La restauration de la fertilité et de la structure du sol peut se faire de plusieurs manières, notamment par la rotation des cultures, l'épandage de matières organiques et la pratique d'une agriculture à labour minimal ou nul.
Un excellent exemple de ce type de travail nous vient d'Afrique, où à proximité de la région semi-aride du désert du Sahara, 11 pays construisent ce qui est devenu la Grande Muraille Verte, un ruban de végétation à l'échelle du continent. En de nombreux endroits, cette barrière contribue à freiner l'avancée du désert, ce qui, espèrent les États, permettra de renforcer la sécurité alimentaire, de lutter contre la pauvreté et de promouvoir la paix.
Faire revivre le bourdonnement
Les abeilles sont l'un des meilleurs pollinisateurs au monde, ce qui les rend vitales pour la production alimentaire mondiale. Sur les 100 espèces cultivées qui fournissent 90 % de la nourriture mondiale, plus de 70 sont pollinisées par les abeilles. Mais les pollinisateurs sont menacés. Le déclin continu des populations d'abeilles aurait des conséquences désastreuses sur l'agriculture mondiale et la sécurité alimentaire.
Selon un rapport du PNUE, quelque 20 000 espèces de plantes à fleurs dont dépendent de nombreuses espèces d'abeilles pour se nourrir pourraient disparaître au cours des prochaines décennies si l'on ne redouble pas d'efforts en matière de conservation. Toutefois, si elle est pratiquée en harmonie avec la nature, l'agriculture, l'un des principaux facteurs de perte de biodiversité, peut être respectueuse des pollinisateurs, ce qui, en fin de compte, profite aussi bien aux abeilles qu'aux agriculteurs.

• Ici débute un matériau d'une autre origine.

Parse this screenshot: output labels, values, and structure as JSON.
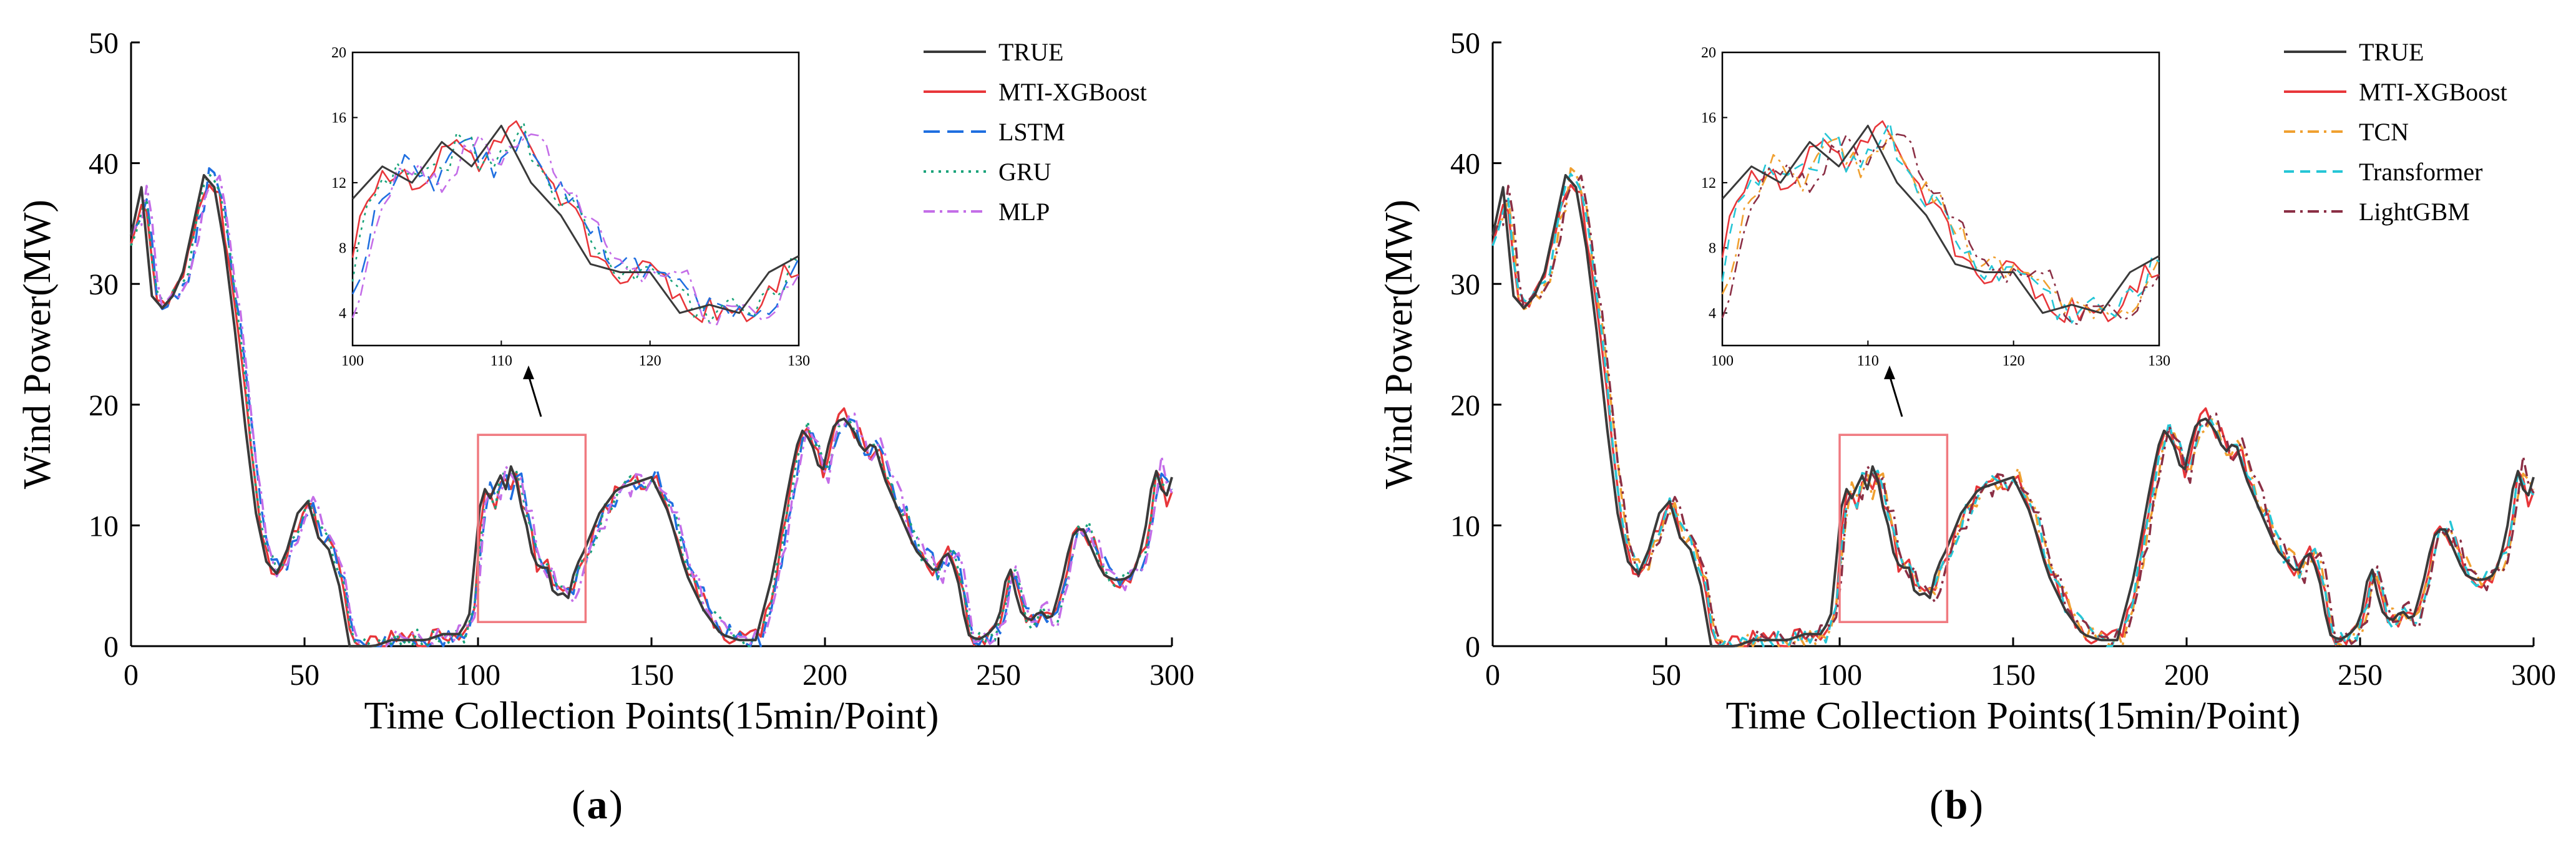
{
  "chart_data": [
    {
      "type": "line",
      "panel_label": "a",
      "xlabel": "Time Collection Points(15min/Point)",
      "ylabel": "Wind Power(MW)",
      "xlim": [
        0,
        300
      ],
      "ylim": [
        0,
        50
      ],
      "xticks": [
        0,
        50,
        100,
        150,
        200,
        250,
        300
      ],
      "yticks": [
        0,
        10,
        20,
        30,
        40,
        50
      ],
      "highlight_box": {
        "x": [
          100,
          131
        ],
        "y": [
          2,
          17.5
        ]
      },
      "inset": {
        "xlim": [
          100,
          130
        ],
        "ylim": [
          2,
          20
        ],
        "xticks": [
          100,
          110,
          120,
          130
        ],
        "yticks": [
          4,
          8,
          12,
          16,
          20
        ]
      },
      "legend_position": "top-right",
      "series": [
        {
          "name": "TRUE",
          "color": "#3a3a3a",
          "dash": "solid"
        },
        {
          "name": "MTI-XGBoost",
          "color": "#e8363a",
          "dash": "solid"
        },
        {
          "name": "LSTM",
          "color": "#1f6fe0",
          "dash": "long-dash"
        },
        {
          "name": "GRU",
          "color": "#1aa37a",
          "dash": "dot"
        },
        {
          "name": "MLP",
          "color": "#c46ee8",
          "dash": "dash-dot"
        }
      ],
      "true_series": {
        "x": [
          0,
          3,
          6,
          9,
          12,
          15,
          18,
          21,
          24,
          27,
          30,
          33,
          36,
          39,
          42,
          45,
          48,
          51,
          54,
          57,
          60,
          63,
          66,
          70,
          75,
          80,
          85,
          90,
          95,
          98,
          100,
          102,
          104,
          106,
          108,
          110,
          112,
          114,
          116,
          118,
          120,
          122,
          124,
          126,
          128,
          130,
          135,
          140,
          145,
          150,
          155,
          160,
          165,
          170,
          175,
          180,
          185,
          190,
          193,
          196,
          199,
          202,
          205,
          208,
          211,
          214,
          217,
          220,
          223,
          226,
          229,
          232,
          235,
          238,
          241,
          244,
          247,
          250,
          253,
          256,
          259,
          262,
          265,
          268,
          271,
          274,
          277,
          280,
          283,
          286,
          289,
          292,
          295,
          298,
          300
        ],
        "y": [
          34,
          38,
          29,
          28,
          29,
          31,
          35,
          39,
          38,
          33,
          26,
          18,
          11,
          7,
          6,
          8,
          11,
          12,
          9,
          8,
          5,
          0,
          0,
          0,
          0.5,
          0.5,
          0.5,
          1,
          1,
          3,
          11,
          13,
          12,
          14.5,
          13,
          15.5,
          12,
          10,
          7,
          6.5,
          6.5,
          4,
          4.5,
          4,
          6.5,
          7.5,
          11,
          13,
          13.5,
          14,
          11,
          6,
          3,
          1,
          0.5,
          0.5,
          6,
          14,
          18,
          17,
          14,
          18,
          19,
          18,
          16,
          17,
          14,
          12,
          10,
          8,
          7,
          6,
          8,
          6,
          1,
          0.5,
          1,
          2,
          7,
          3,
          2,
          3,
          2,
          5,
          9,
          10,
          8,
          6,
          5.5,
          5.5,
          6,
          9,
          15,
          12,
          14
        ]
      }
    },
    {
      "type": "line",
      "panel_label": "b",
      "xlabel": "Time Collection Points(15min/Point)",
      "ylabel": "Wind Power(MW)",
      "xlim": [
        0,
        300
      ],
      "ylim": [
        0,
        50
      ],
      "xticks": [
        0,
        50,
        100,
        150,
        200,
        250,
        300
      ],
      "yticks": [
        0,
        10,
        20,
        30,
        40,
        50
      ],
      "highlight_box": {
        "x": [
          100,
          131
        ],
        "y": [
          2,
          17.5
        ]
      },
      "inset": {
        "xlim": [
          100,
          130
        ],
        "ylim": [
          2,
          20
        ],
        "xticks": [
          100,
          110,
          120,
          130
        ],
        "yticks": [
          4,
          8,
          12,
          16,
          20
        ]
      },
      "legend_position": "top-right",
      "series": [
        {
          "name": "TRUE",
          "color": "#3a3a3a",
          "dash": "solid"
        },
        {
          "name": "MTI-XGBoost",
          "color": "#e8363a",
          "dash": "solid"
        },
        {
          "name": "TCN",
          "color": "#f0a030",
          "dash": "dash-dot"
        },
        {
          "name": "Transformer",
          "color": "#26c6d6",
          "dash": "dash"
        },
        {
          "name": "LightGBM",
          "color": "#8b2f45",
          "dash": "dash-dot"
        }
      ],
      "true_series": {
        "x": [
          0,
          3,
          6,
          9,
          12,
          15,
          18,
          21,
          24,
          27,
          30,
          33,
          36,
          39,
          42,
          45,
          48,
          51,
          54,
          57,
          60,
          63,
          66,
          70,
          75,
          80,
          85,
          90,
          95,
          98,
          100,
          102,
          104,
          106,
          108,
          110,
          112,
          114,
          116,
          118,
          120,
          122,
          124,
          126,
          128,
          130,
          135,
          140,
          145,
          150,
          155,
          160,
          165,
          170,
          175,
          180,
          185,
          190,
          193,
          196,
          199,
          202,
          205,
          208,
          211,
          214,
          217,
          220,
          223,
          226,
          229,
          232,
          235,
          238,
          241,
          244,
          247,
          250,
          253,
          256,
          259,
          262,
          265,
          268,
          271,
          274,
          277,
          280,
          283,
          286,
          289,
          292,
          295,
          298,
          300
        ],
        "y": [
          34,
          38,
          29,
          28,
          29,
          31,
          35,
          39,
          38,
          33,
          26,
          18,
          11,
          7,
          6,
          8,
          11,
          12,
          9,
          8,
          5,
          0,
          0,
          0,
          0.5,
          0.5,
          0.5,
          1,
          1,
          3,
          11,
          13,
          12,
          14.5,
          13,
          15.5,
          12,
          10,
          7,
          6.5,
          6.5,
          4,
          4.5,
          4,
          6.5,
          7.5,
          11,
          13,
          13.5,
          14,
          11,
          6,
          3,
          1,
          0.5,
          0.5,
          6,
          14,
          18,
          17,
          14,
          18,
          19,
          18,
          16,
          17,
          14,
          12,
          10,
          8,
          7,
          6,
          8,
          6,
          1,
          0.5,
          1,
          2,
          7,
          3,
          2,
          3,
          2,
          5,
          9,
          10,
          8,
          6,
          5.5,
          5.5,
          6,
          9,
          15,
          12,
          14
        ]
      }
    }
  ]
}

Pour faire en sorte que l'agriculture soit respectueuse des abeilles, les agriculteurs peuvent éliminer les pesticides nocifs pour les abeilles, planter des végétaux indigènes qui fournissent du nectar et du pollen tout au long de la saison de floraison, et construire des sites de nidification pour assurer la prospérité des abeilles.
Diversifier les cultures
Le monde compte plus de 50 000 plantes comestibles. Cependant, trois d'entre elles seulement, le riz, le maïs et le blé, fournissent plus de 50 % de l'apport énergétique alimentaire mondial.

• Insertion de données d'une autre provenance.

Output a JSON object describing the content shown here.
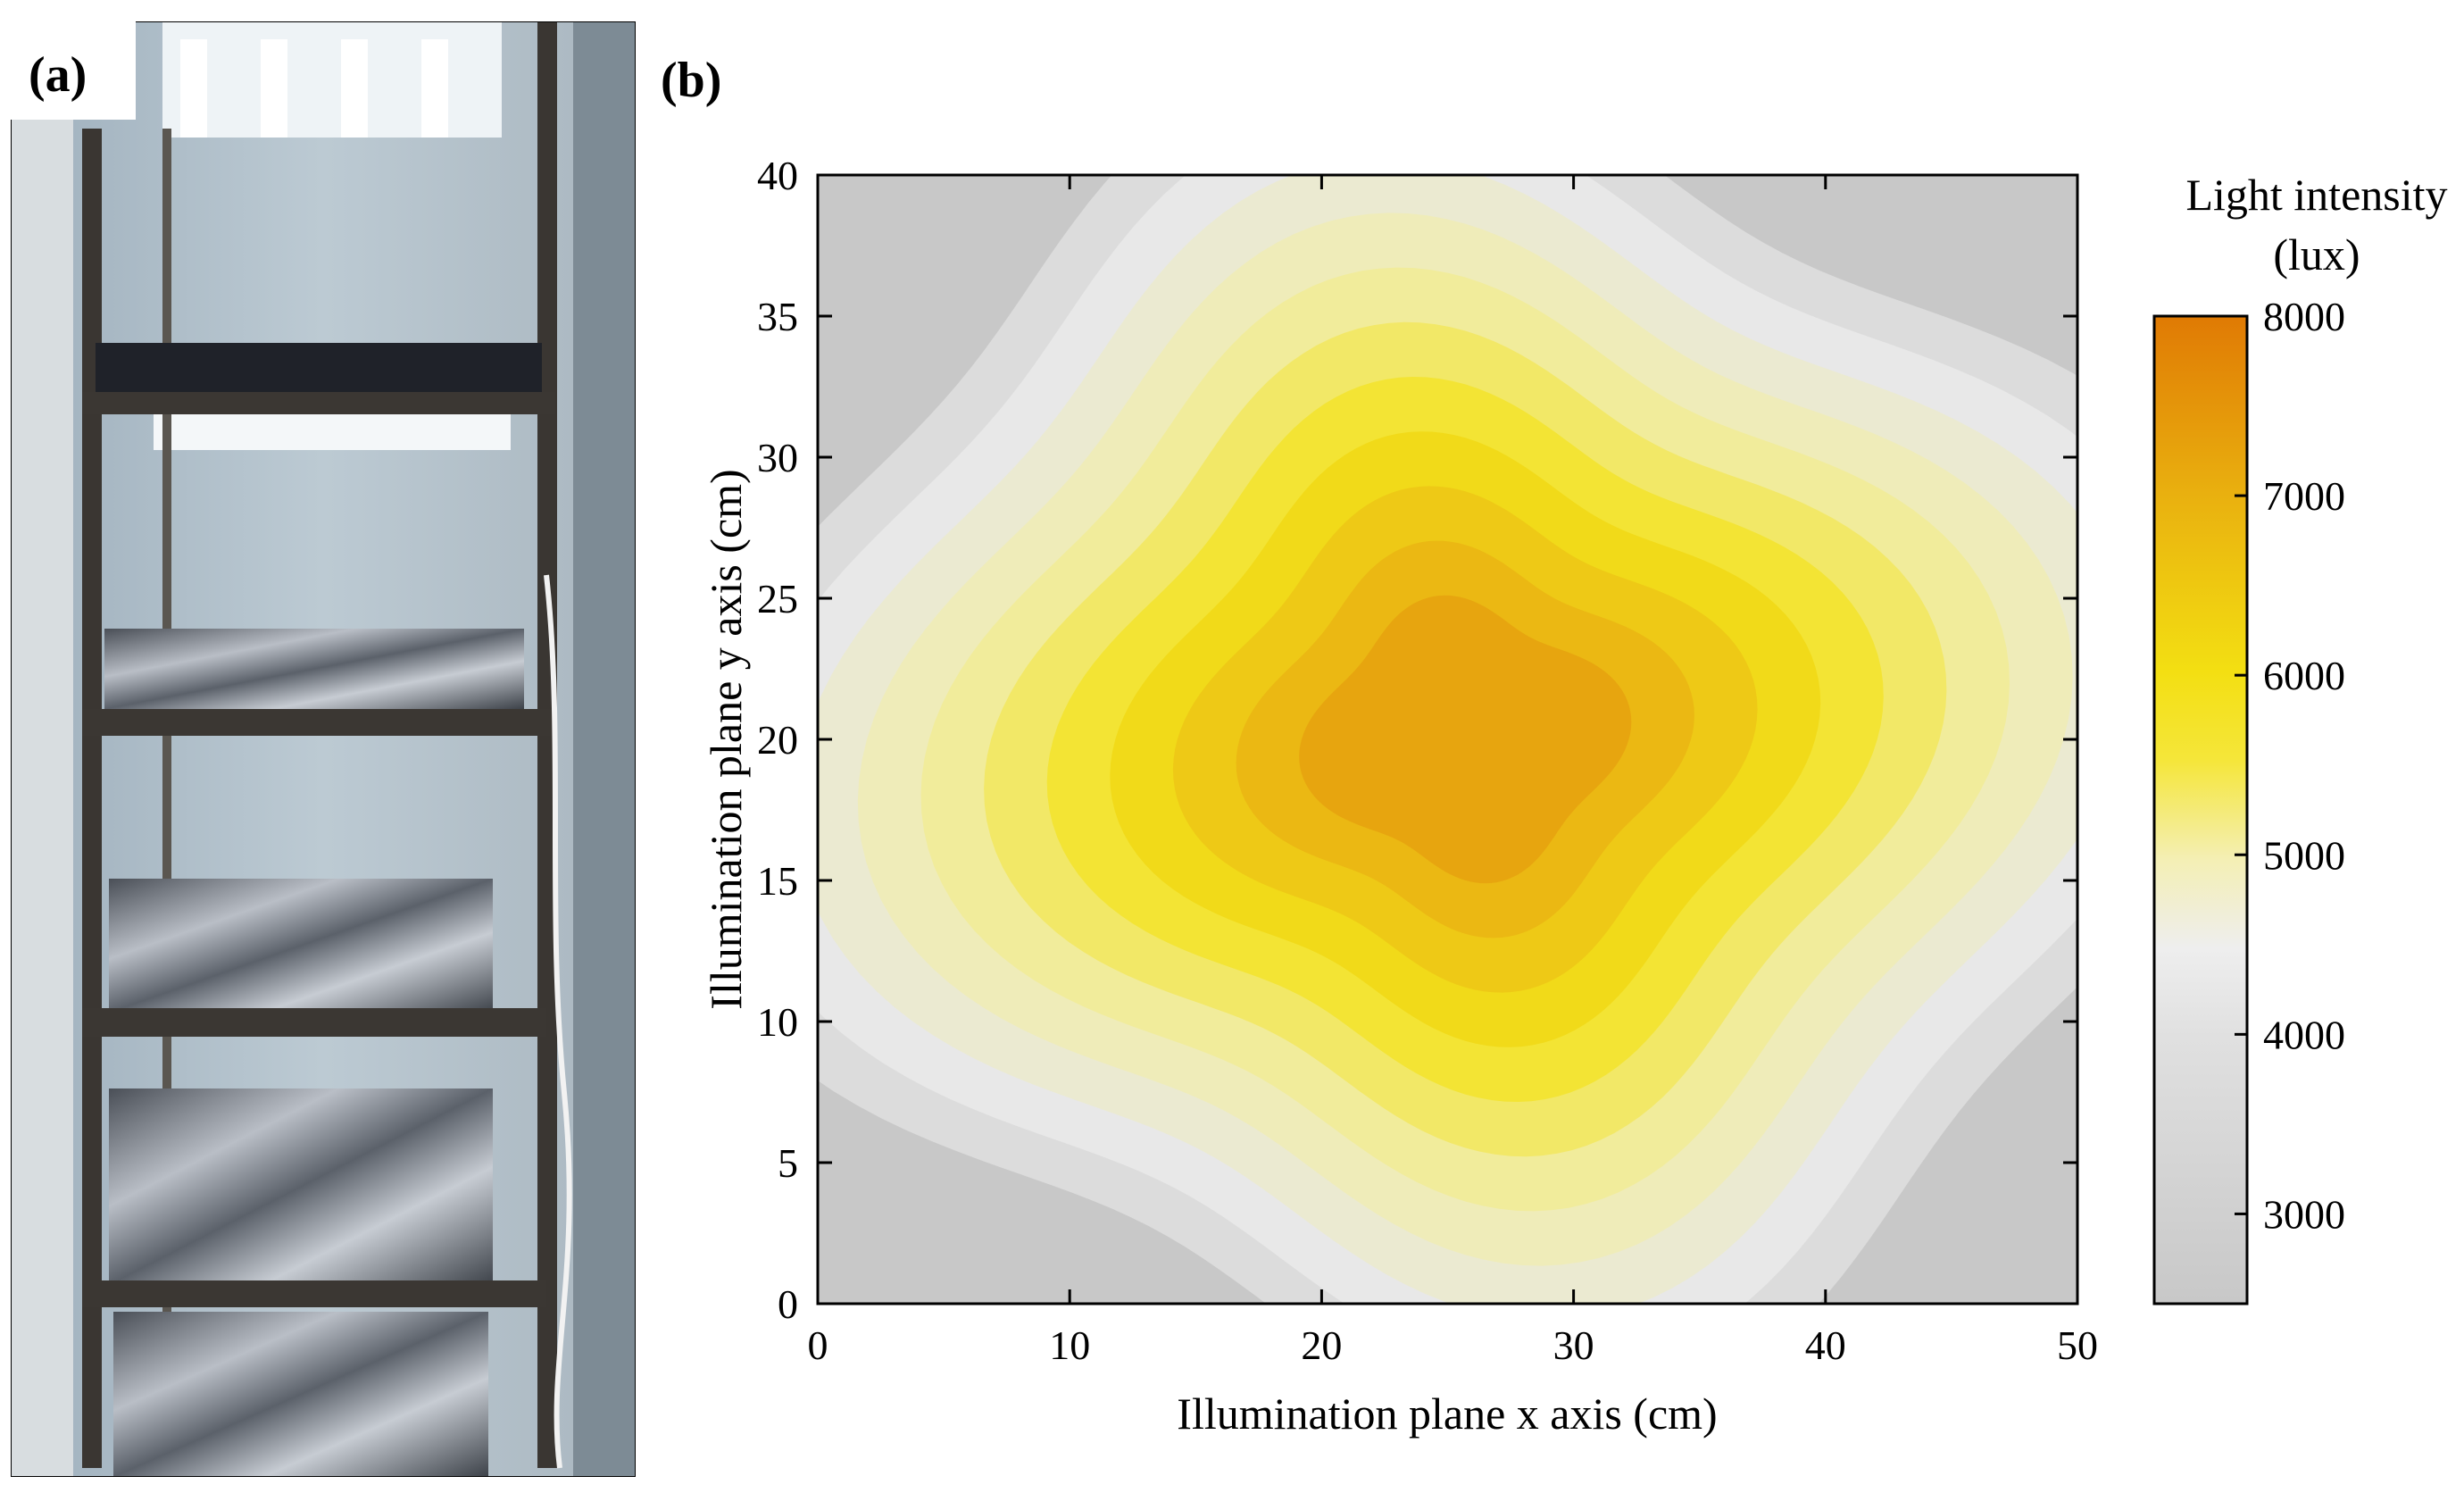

Une dépendance excessive à l'égard de quelques variétés de cultures peut rendre les systèmes agricoles mondiaux vulnérables aux ravageurs, aux maladies et au changement climatique, et exacerber la dégradation des sols et la pénurie d'eau, ce qui se traduira en fin de compte par une plus grande insécurité alimentaire.
Cependant, en adoptant une agriculture plus durable et en cultivant et en mangeant des légumes, des fruits et des cultures plus diversifiés, nous contribuerons non seulement à revitaliser la biodiversité, mais aussi à nous adapter au changement climatique, à accroître la résilience et à offrir des régimes alimentaires plus sains.
La planète connaît un dangereux déclin de la nature. Un million d'espèces sont menacées d'extinction, les sols deviennent infertiles et les sources d'eau se tarissent. Le cadre mondial pour la biodiversité, adopté par les dirigeants mondiaux en décembre 2022, a pour objectif de stopper et d'inverser la perte de la nature d'ici à 2030. Pour s'attaquer aux causes de la crise de la nature, le PNUE collabore avec ses partenaires afin de prendre des mesures dans les paysages terrestres et marins, de transformer nos systèmes alimentaires et de combler le déficit de financement pour la nature.
L'Assemblée générale des Nations unies a déclaré les années 2021 à 2030 Décennie des Nations unies pour la restauration des écosystèmes. Dirigée par le PNUE et l'Organisation des Nations unies pour l'alimentation et l'agriculture, avec le soutien de partenaires, elle est conçue pour prévenir, stopper et inverser la perte et la dégradation des écosystèmes dans le monde entier. Elle vise à redonner vie à des milliards d'hectares d'écosystèmes terrestres et aquatiques. Appel mondial à l'action, la Décennie des Nations unies rassemble le soutien politique, la recherche scientifique et les moyens financiers nécessaires pour intensifier massivement la restauration.